Trump ameaça Irã com retaliação e busca por tripulante desaparecido se intensifica

Trump intensifica ameaças ao Irã com prazo de 48 horas para retaliação, enquanto busca por tripulante de caça abatido continua. Tensão regional aumenta.

As Forças Armadas dos Estados Unidos continuam a busca por um tripulante americano desaparecido após a queda de um caça F-15E no sudoeste do Irã na sexta-feira. Um tripulante foi resgatado, mas o segundo permanece desaparecido, com forças americanas e iranianas empenhadas nas buscas.

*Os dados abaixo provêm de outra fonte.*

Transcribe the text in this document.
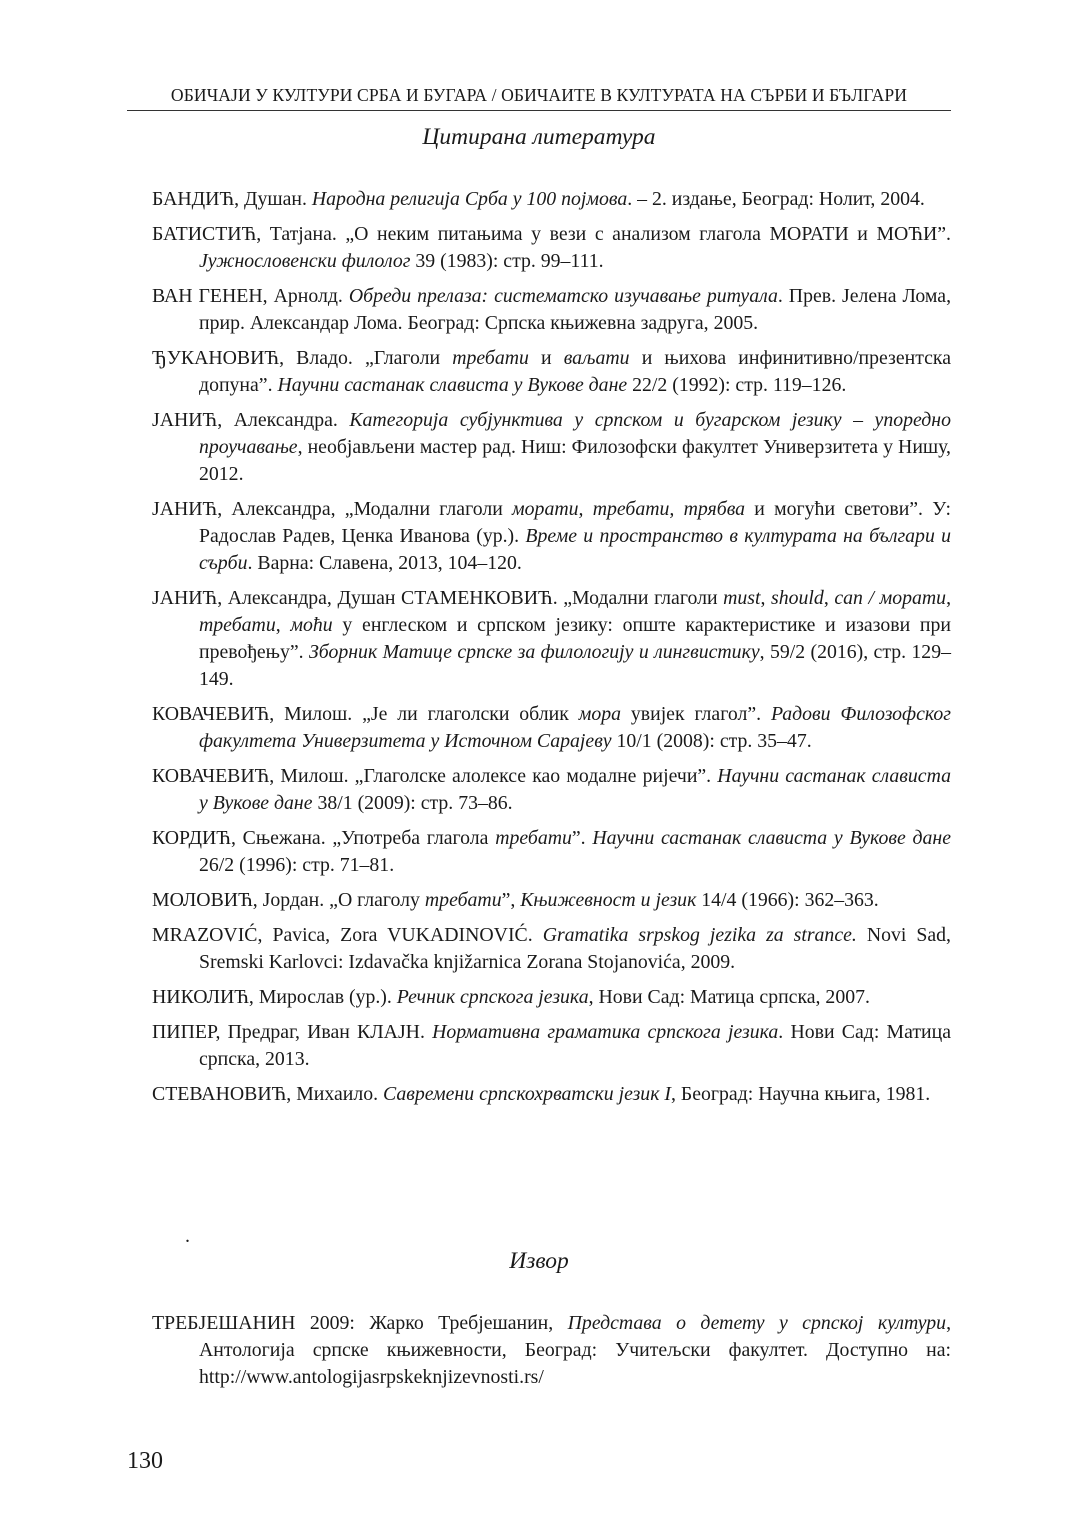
ОБИЧАЈИ У КУЛТУРИ СРБА И БУГАРА / ОБИЧАИТЕ В КУЛТУРАТА НА СЪРБИ И БЪЛГАРИ
Цитирана литература

БАНДИЋ, Душан. Народна религија Срба у 100 појмова. – 2. издање, Београд: Нолит, 2004.

БАТИСТИЋ, Татјана. „О неким питањима у вези с анализом глагола МОРАТИ и МОЋИ”. Јужнословенски филолог 39 (1983): стр. 99–111.

ВАН ГЕНЕН, Арнолд. Обреди прелаза: систематско изучавање ритуала. Прев. Јелена Лома, прир. Александар Лома. Београд: Српска књижевна задруга, 2005.

ЂУКАНОВИЋ, Владо. „Глаголи требати и ваљати и њихова инфинитивно/презентска допуна”. Научни састанак слависта у Вукове дане 22/2 (1992): стр. 119–126.

ЈАНИЋ, Александра. Категорија субјунктива у српском и бугарском језику – упоредно проучавање, необјављени мастер рад. Ниш: Филозофски факултет Универзитета у Нишу, 2012.

ЈАНИЋ, Александра, „Модални глаголи морати, требати, трябва и могући светови”. У: Радослав Радев, Ценка Иванова (ур.). Време и пространство в културата на българи и сърби. Варна: Славена, 2013, 104–120.

ЈАНИЋ, Александра, Душан СТАМЕНКОВИЋ. „Модални глаголи must, should, can / морати, требати, моћи у енглеском и српском језику: опште карактеристике и изазови при превођењу”. Зборник Матице српске за филологију и лингвистику, 59/2 (2016), стр. 129–149.

КОВАЧЕВИЋ, Милош. „Је ли глаголски облик мора увијек глагол”. Радови Филозофског факултета Универзитета у Источном Сарајеву 10/1 (2008): стр. 35–47.

КОВАЧЕВИЋ, Милош. „Глаголске алолексе као модалне ријечи”. Научни састанак слависта у Вукове дане 38/1 (2009): стр. 73–86.

КОРДИЋ, Сњежана. „Употреба глагола требати”. Научни састанак слависта у Вукове дане 26/2 (1996): стр. 71–81.

МОЛОВИЋ, Јордан. „О глаголу требати”, Књижевност и језик 14/4 (1966): 362–363.

MRAZOVIĆ, Pavica, Zora VUKADINOVIĆ. Gramatika srpskog jezika za strance. Novi Sad, Sremski Karlovci: Izdavačka knjižarnica Zorana Stojanovića, 2009.

НИКОЛИЋ, Мирослав (ур.). Речник српскога језика, Нови Сад: Матица српска, 2007.

ПИПЕР, Предраг, Иван КЛАЈН. Нормативна граматика српскога језика. Нови Сад: Матица српска, 2013.

СТЕВАНОВИЋ, Михаило. Савремени српскохрватски језик I, Београд: Научна књига, 1981.

.
Извор

ТРЕБЈЕШАНИН 2009: Жарко Требјешанин, Представа о детету у српској култури, Антологија српске књижевности, Београд: Учитељски факултет. Доступно на: http://www.antologijasrpskeknjizevnosti.rs/

130
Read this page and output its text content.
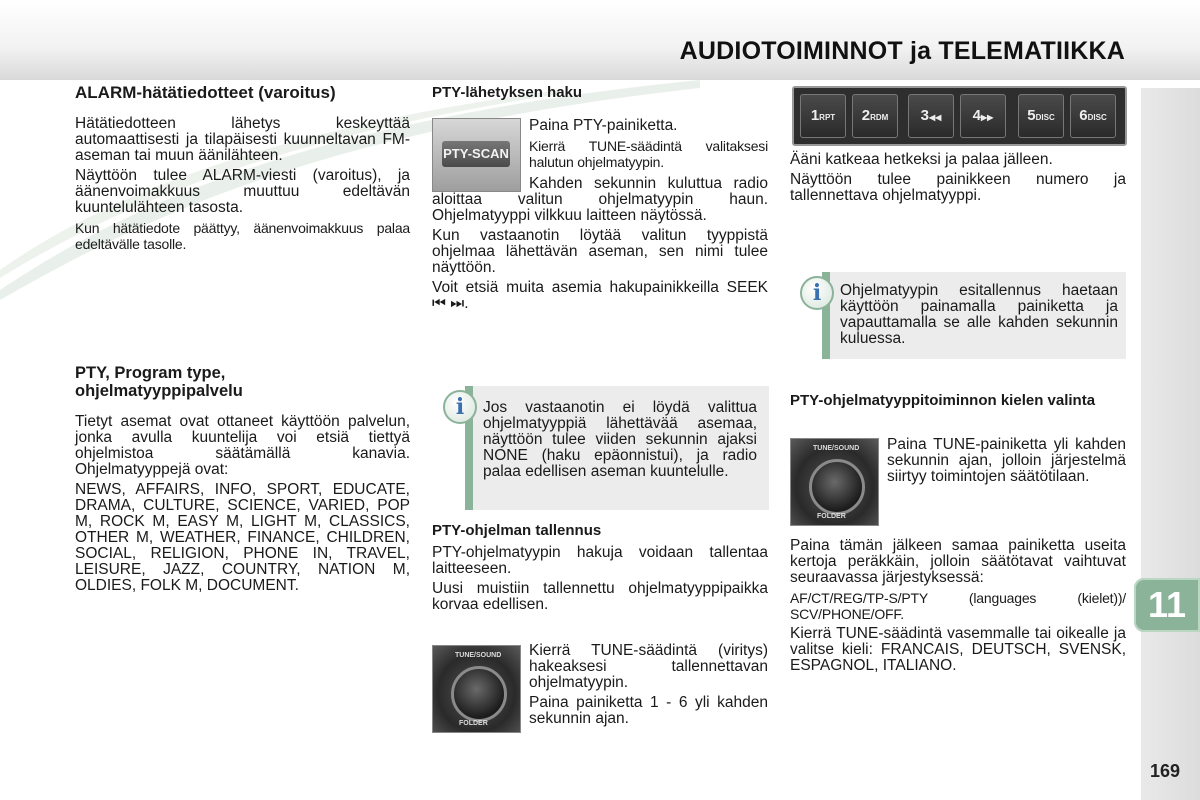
AUDIOTOIMINNOT ja TELEMATIIKKA
11
169
ALARM-hätätiedotteet (varoitus)

Hätätiedotteen lähetys keskeyttää automaattisesti ja tilapäisesti kuunneltavan FM-aseman tai muun äänilähteen.

Näyttöön tulee ALARM-viesti (varoitus), ja äänenvoimakkuus muuttuu edeltävän kuuntelulähteen tasosta.

Kun hätätiedote päättyy, äänenvoimakkuus palaa edeltävälle tasolle.

PTY, Program type, ohjelmatyyppipalvelu

Tietyt asemat ovat ottaneet käyttöön palvelun, jonka avulla kuuntelija voi etsiä tiettyä ohjelmistoa säätämällä kanavia. Ohjelmatyyppejä ovat:

NEWS, AFFAIRS, INFO, SPORT, EDUCATE, DRAMA, CULTURE, SCIENCE, VARIED, POP M, ROCK M, EASY M, LIGHT M, CLASSICS, OTHER M, WEATHER, FINANCE, CHILDREN, SOCIAL, RELIGION, PHONE IN, TRAVEL, LEISURE, JAZZ, COUNTRY, NATION M, OLDIES, FOLK M, DOCUMENT.

PTY-lähetyksen haku
PTY-SCAN

Paina PTY-painiketta.

Kierrä TUNE-säädintä valitaksesi halutun ohjelmatyypin.

Kahden sekunnin kuluttua radio aloittaa valitun ohjelmatyypin haun. Ohjelmatyyppi vilkkuu laitteen näytössä.

Kun vastaanotin löytää valitun tyyppistä ohjelmaa lähettävän aseman, sen nimi tulee näyttöön.

Voit etsiä muita asemia hakupainikkeilla SEEK ⏮ ⏭.

i	Jos vastaanotin ei löydä valittua ohjelmatyyppiä lähettävää asemaa, näyttöön tulee viiden sekunnin ajaksi NONE (haku epäonnistui), ja radio palaa edellisen aseman kuuntelulle.

PTY-ohjelman tallennus

PTY-ohjelmatyypin hakuja voidaan tallentaa laitteeseen.

Uusi muistiin tallennettu ohjelmatyyppipaikka korvaa edellisen.

TUNE/SOUND
FOLDER

Kierrä TUNE-säädintä (viritys) hakeaksesi tallennettavan ohjelmatyypin.

Paina painiketta 1 - 6 yli kahden sekunnin ajan.

1RPT	2RDM	3◀◀	4▶▶	5DISC	6DISC

Ääni katkeaa hetkeksi ja palaa jälleen.

Näyttöön tulee painikkeen numero ja tallennettava ohjelmatyyppi.

i	Ohjelmatyypin esitallennus haetaan käyttöön painamalla painiketta ja vapauttamalla se alle kahden sekunnin kuluessa.

PTY-ohjelmatyyppitoiminnon kielen valinta
TUNE/SOUND
FOLDER

Paina TUNE-painiketta yli kahden sekunnin ajan, jolloin järjestelmä siirtyy toimintojen säätötilaan.

Paina tämän jälkeen samaa painiketta useita kertoja peräkkäin, jolloin säätötavat vaihtuvat seuraavassa järjestyksessä:

AF/CT/REG/TP-S/PTY (languages (kielet))/ SCV/PHONE/OFF.

Kierrä TUNE-säädintä vasemmalle tai oikealle ja valitse kieli: FRANCAIS, DEUTSCH, SVENSK, ESPAGNOL, ITALIANO.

O Irã e os EUA confirmaram que Teerã derrubou o caça F-15E de dois lugares. Separadamente, dois oficiais americanos informaram que o piloto ejetou de um caça americano A-10 Warthog que caiu no Kuwait após ser atingido por fogo iraniano.

Dois helicópteros Black Hawk que participavam da busca pelo tripulante desaparecido no Irã foram atingidos por fogo iraniano, mas conseguiram sair do espaço aéreo iraniano, segundo dois oficiais americanos relataram à Reuters.

A possibilidade de o tripulante ser capturado gerou preocupações em Washington sobre uma potencial alavancagem para Teerã. O incidente marca a primeira vez que forças iranianas derrubam uma aeronave de combate americana desde o início da guerra.

O presidente Donald Trump declarou em uma postagem na Truth Social no sábado: “Lembrem-se quando dei ao Irã dez dias para FAZER UM ACORDO ou ABRIR O ESTREITO DE HORMUZ. O tempo está se esgotando – 48 horas antes que todo o Inferno caia sobre eles.”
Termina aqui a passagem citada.